GRAND RAPIDS, Mich. (WOOD) — Coming off the high of having passed recreational marijuana in Michigan with 56 percent of the vote, advocates are now coming face-to-face with the reality that their fight is not over.
The majority leader in the Michigan Senate is calling for changes in the voter-approved proposal that decriminalized marijuana.
The proposal introduced in the legislature's "lame duck" session has caused an uproar among those who worked to get the initiative passed.
“This is not a good bill," said Tami VandenBerg who was at the forefront of the fight for legalization and is now speaking out against this 75-page bill that makes changes to the proposal passed by voters. “We need to make sure we protect our law, it’s the people’s law, we voted for it and we won with a nice margin.”
The most significant change is it would strike the potion of the proposal that allows people older than 21 to grow up to 12 marijuana plants for personal use.
State Senate Majority Leader Arlan Meekhof said his proposal creates regulation for marijuana and keeps it from infesting neighborhoods.
Meekhof, whose district represents all of Ottawa County, was not available Friday, but his office provided 24 Hour News 8 with this statement:
“The state regulates alcohol and tobacco and it should also regulate marijuana. He respects the voters' desire to decriminalize marijuana use, but he believes it still requires the state to regulate the substance.”

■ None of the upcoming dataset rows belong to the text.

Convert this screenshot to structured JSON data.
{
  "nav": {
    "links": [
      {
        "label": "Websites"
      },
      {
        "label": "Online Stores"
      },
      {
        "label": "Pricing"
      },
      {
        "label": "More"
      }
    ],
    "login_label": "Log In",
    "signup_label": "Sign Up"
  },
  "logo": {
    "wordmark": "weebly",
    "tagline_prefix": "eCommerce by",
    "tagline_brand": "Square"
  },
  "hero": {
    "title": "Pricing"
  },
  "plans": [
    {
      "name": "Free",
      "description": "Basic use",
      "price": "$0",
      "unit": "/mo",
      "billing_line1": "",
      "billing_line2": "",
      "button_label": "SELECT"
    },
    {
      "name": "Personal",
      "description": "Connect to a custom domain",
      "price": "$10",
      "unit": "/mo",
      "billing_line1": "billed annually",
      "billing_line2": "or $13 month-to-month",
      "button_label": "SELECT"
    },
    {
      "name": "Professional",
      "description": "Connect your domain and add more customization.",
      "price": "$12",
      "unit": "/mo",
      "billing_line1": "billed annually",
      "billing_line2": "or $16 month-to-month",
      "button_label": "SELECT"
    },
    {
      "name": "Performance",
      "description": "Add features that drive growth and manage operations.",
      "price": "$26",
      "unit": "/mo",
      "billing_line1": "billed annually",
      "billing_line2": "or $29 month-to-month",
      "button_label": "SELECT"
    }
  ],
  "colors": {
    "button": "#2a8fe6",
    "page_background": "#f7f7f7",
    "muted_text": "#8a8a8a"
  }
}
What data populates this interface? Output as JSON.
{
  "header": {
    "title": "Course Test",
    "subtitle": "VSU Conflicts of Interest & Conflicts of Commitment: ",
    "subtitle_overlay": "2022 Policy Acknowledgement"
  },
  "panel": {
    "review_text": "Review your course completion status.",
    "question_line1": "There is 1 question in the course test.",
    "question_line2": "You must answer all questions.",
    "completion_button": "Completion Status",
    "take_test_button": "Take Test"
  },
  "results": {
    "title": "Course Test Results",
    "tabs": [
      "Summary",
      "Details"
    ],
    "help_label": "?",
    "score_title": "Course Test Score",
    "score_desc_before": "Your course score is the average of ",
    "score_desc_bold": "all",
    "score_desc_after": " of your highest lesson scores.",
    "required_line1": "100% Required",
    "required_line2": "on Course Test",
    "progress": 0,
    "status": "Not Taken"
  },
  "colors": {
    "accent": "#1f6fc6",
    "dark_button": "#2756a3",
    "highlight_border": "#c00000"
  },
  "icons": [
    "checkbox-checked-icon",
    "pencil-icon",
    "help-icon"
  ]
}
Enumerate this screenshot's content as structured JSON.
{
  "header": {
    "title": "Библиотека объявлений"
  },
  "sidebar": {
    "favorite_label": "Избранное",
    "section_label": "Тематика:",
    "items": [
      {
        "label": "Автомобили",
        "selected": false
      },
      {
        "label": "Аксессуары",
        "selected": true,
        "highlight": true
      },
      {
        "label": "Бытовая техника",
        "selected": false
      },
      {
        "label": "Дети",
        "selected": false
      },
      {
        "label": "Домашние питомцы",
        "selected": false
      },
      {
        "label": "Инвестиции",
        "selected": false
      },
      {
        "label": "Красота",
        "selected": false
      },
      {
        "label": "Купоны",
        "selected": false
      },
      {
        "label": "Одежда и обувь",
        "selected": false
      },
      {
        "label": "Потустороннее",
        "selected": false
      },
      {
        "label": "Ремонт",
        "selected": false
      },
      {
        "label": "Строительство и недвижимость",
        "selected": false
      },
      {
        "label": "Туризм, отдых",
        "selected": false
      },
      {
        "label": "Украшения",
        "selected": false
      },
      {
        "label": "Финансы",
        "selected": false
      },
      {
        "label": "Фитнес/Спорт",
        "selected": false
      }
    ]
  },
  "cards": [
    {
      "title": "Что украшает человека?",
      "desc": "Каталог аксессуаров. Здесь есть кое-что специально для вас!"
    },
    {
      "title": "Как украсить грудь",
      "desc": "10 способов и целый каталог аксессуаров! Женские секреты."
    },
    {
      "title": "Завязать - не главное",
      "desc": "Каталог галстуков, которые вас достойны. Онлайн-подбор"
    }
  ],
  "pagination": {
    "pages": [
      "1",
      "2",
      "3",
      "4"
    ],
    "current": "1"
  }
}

VandenBerg does not buy the rationale by the senator.
“This seems like ‘we know better than the citizens,’ this is incredibly patronizing to me, this is insulting,” she said.
Vandenberg said the ban on plants for personal use would mean that people would have no way to legally obtain marijuana since it is still at least a year before any businesses selling marijuana would be operational.
“What better to keep just a thriving black market?” she said.
The bill would also reduce the tax on marijuana sales set in the proposal at 10 percent down to 3 percent.
VandenBerg said that a significant portion of the proposal’s support was from people who were not interested in marijuana but did want to see more funding for schools and roads.
“At some point you just have to think who exactly are these folks representing? Is it the people or is it just massive business interests or is it some ideology, where is this coming from?” VandenBerg said.
She said the bill ignores the will of the voters.
“We had robust debate all over the state about this, we had experts on both sides, thoroughly discussed this proposition and the citizens voted,” she said.
VandenBerg said she believes the bill is being supported by opponents of marijuana and corporate interests who want to control this emerging market.
“We didn’t want this to be only massive businesses, only large corporations can control this, that’s exactly what we didn’t want and that sounds like the intention here,"” she said.
In order for the bill to change the proposal, it would require three-quarters of the members in both the state Senate and House of Representatives to be on board, and most believe the votes are not there.
Nevertheless, VandenBerg said complacency is dangerous and suggests people let their representatives know how they feel.